Das geht so: Crew erhält Notsignal von einem fremden Planeten. Crew beschließt Rettungsmission, mindestens ein skeptisches Mitglied ist dagegen, die Frau wird später Leaderin. Crew landet auf fremdem Planeten, benötigt jedoch in fremder Atmosphäre keine Schutzanzüge, da aus filmdramaturgischen Gründen Giftstoffe eingeatmet werden müssen. Vereinzelte Crewmitglieder (Mann zur Frau: „Hey, ist auf DIR auch schon mal jemand gelandet?“) treten wie schon in „Prometheus“ unwissenschaftlicher auf, als jedes Astronauten-Auswahlkomitee zulassen würde. Der Pilot ist für Navigations-Romantik zuständig, trägt wie immer einen Cowboyhut, ist raubauzig, aber zeigt rechtzeitig das goldene Herz. Crewmitglieder entdecken bei schlechtem Wetter das Gespreizte-Frauenbein-Raumschiff mit den Alien-Kokons. Infizierungsphase. Astronautin sagt, „ich mach mich mal eben frisch“ und verlässt im Dunkeln die Gruppe. Wird getötet. Gastgeber David entpuppt sich als Frankenstein. Gruppe: „Lasst uns bloß schnell hier abhauen!“
Dabei gibt es einige wenige gelungene Hommagen an die „Alien“-Reihe, die hiermit auf sechs Filme seit fast 40 Jahren zurückblickt. Der Showdown spielt sich – wie in James Camerons „Aliens“ (1986) – im Sog eines Hangars ab, dessen Luke im Weltraum geöffnet wird. Und erstmals in der Saga wagt ein Alien es, ein Pärchen beim Sex zu unterbrechen. Der Schwanz des Ungetüms bewegt sich dabei in Richtung des Unterleibs der Frau; eine ähnliche Einstellung zeigte Scott auch in seinem Original-„Alien“ von 1979.
Es waren solche Szenen, nicht die Ballerballer-Action, die den Außerirdischen für uns einst zur Bedrohung machten: Sein Phallus-Kopf, der Appetit, die elendigen Köpersäfte, die andauernd spritzen.

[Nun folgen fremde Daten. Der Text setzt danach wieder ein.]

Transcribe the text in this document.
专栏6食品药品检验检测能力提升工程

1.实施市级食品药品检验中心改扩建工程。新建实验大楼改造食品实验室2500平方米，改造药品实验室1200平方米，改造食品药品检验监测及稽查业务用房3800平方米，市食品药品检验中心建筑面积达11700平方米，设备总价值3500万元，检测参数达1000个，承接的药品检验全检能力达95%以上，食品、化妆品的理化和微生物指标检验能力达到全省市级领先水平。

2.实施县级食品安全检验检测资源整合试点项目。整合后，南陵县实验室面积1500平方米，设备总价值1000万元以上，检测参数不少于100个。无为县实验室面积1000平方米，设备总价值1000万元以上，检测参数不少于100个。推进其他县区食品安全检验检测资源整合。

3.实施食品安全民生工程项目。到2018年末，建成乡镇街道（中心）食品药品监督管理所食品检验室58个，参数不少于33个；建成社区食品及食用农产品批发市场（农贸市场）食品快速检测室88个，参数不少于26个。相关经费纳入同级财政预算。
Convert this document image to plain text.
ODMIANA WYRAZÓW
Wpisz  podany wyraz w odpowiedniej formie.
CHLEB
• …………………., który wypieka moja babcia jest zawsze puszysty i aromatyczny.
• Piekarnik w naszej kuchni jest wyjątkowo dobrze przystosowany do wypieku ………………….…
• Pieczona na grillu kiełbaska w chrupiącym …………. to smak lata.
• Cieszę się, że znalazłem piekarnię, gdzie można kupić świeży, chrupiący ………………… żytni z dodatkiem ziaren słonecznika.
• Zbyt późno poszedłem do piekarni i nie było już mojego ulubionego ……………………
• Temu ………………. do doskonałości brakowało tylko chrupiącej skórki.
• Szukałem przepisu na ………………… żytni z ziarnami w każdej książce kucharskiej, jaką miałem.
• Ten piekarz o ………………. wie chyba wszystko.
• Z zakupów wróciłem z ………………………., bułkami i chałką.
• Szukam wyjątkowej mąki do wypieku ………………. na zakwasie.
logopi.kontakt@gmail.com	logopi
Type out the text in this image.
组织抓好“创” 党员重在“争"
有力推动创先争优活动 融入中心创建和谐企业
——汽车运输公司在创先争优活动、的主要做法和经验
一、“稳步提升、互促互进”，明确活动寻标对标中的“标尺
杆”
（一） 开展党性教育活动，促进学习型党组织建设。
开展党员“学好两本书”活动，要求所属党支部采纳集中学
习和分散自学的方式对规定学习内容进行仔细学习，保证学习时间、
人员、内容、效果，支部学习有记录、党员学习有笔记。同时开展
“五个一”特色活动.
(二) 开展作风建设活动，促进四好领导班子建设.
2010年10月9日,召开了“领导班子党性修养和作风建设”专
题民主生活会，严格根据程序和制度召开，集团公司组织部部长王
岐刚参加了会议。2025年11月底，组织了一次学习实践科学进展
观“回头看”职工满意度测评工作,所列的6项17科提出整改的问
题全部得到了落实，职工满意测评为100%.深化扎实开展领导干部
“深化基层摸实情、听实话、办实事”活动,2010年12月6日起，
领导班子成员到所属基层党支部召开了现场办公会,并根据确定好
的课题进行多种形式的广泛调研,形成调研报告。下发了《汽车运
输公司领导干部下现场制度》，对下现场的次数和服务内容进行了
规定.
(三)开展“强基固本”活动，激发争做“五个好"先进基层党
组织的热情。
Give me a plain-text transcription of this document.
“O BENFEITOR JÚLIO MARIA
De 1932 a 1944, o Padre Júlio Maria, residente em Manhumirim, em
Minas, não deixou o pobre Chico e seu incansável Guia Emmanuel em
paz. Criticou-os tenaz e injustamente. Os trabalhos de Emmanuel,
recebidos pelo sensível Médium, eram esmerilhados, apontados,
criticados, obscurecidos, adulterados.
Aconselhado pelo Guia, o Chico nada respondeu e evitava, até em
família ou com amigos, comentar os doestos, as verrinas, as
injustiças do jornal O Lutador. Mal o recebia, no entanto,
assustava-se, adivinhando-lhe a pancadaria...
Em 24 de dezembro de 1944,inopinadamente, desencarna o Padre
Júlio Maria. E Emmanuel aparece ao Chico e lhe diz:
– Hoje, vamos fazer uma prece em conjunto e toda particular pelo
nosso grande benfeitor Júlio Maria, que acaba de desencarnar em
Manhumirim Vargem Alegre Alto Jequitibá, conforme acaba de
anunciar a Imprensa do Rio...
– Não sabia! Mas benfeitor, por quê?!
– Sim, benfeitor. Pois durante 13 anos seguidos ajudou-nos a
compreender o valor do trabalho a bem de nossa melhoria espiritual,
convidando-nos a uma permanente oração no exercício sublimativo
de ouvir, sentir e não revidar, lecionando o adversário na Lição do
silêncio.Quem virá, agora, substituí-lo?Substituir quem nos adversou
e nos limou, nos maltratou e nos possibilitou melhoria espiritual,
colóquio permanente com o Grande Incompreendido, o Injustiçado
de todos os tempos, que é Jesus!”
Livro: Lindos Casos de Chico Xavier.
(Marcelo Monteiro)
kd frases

Viele Andeutungen, die nie ausgespielt wurden.
„Wer hat den Weizen angebaut?“
Das ganze mörderische Geschehen an Bord des Raumschiffs „Covenant“ wird per Bildschirm vom Roboter überwacht, von dem wir noch nicht wissen, ob es der gute Walter oder der böse David ist. Allein aber, dass er nicht entscheidend eingreift, zeigt, dass Mensch und Alien für ihn Gladiatoren in seiner persönlichen Arena sind. Der Roboter ist Gott-Kaiser geworden, er will sehen, welche Spezies überlebensfähiger ist.
Aber von solchen Gedankenspielen gibt es in „Covenant“ viel zu wenige.
Vielleicht lässt sich der Film mit Ironie besser ertragen. Ausgerechnet zu Jerry Goldsmiths verstörender Titelmelodie stellt Daniels (Katherine Waterston) nach Landung auf dem Planeten sogleich die komischsten Fragen. Als Biologin mit dem Traum einer Hütte am See ist sie die Gegenfigur zu den Technokraten. Sie interessiert sich für Landwirtschaft, erkennt darin den Zivilisationsschritt zum Fortbestand der menschlichen Rasse.
Sie fragt ernst: „Wer hat hier bloß den Weizen angebaut?“. Wer da nicht lacht, der glaubt an Aliens.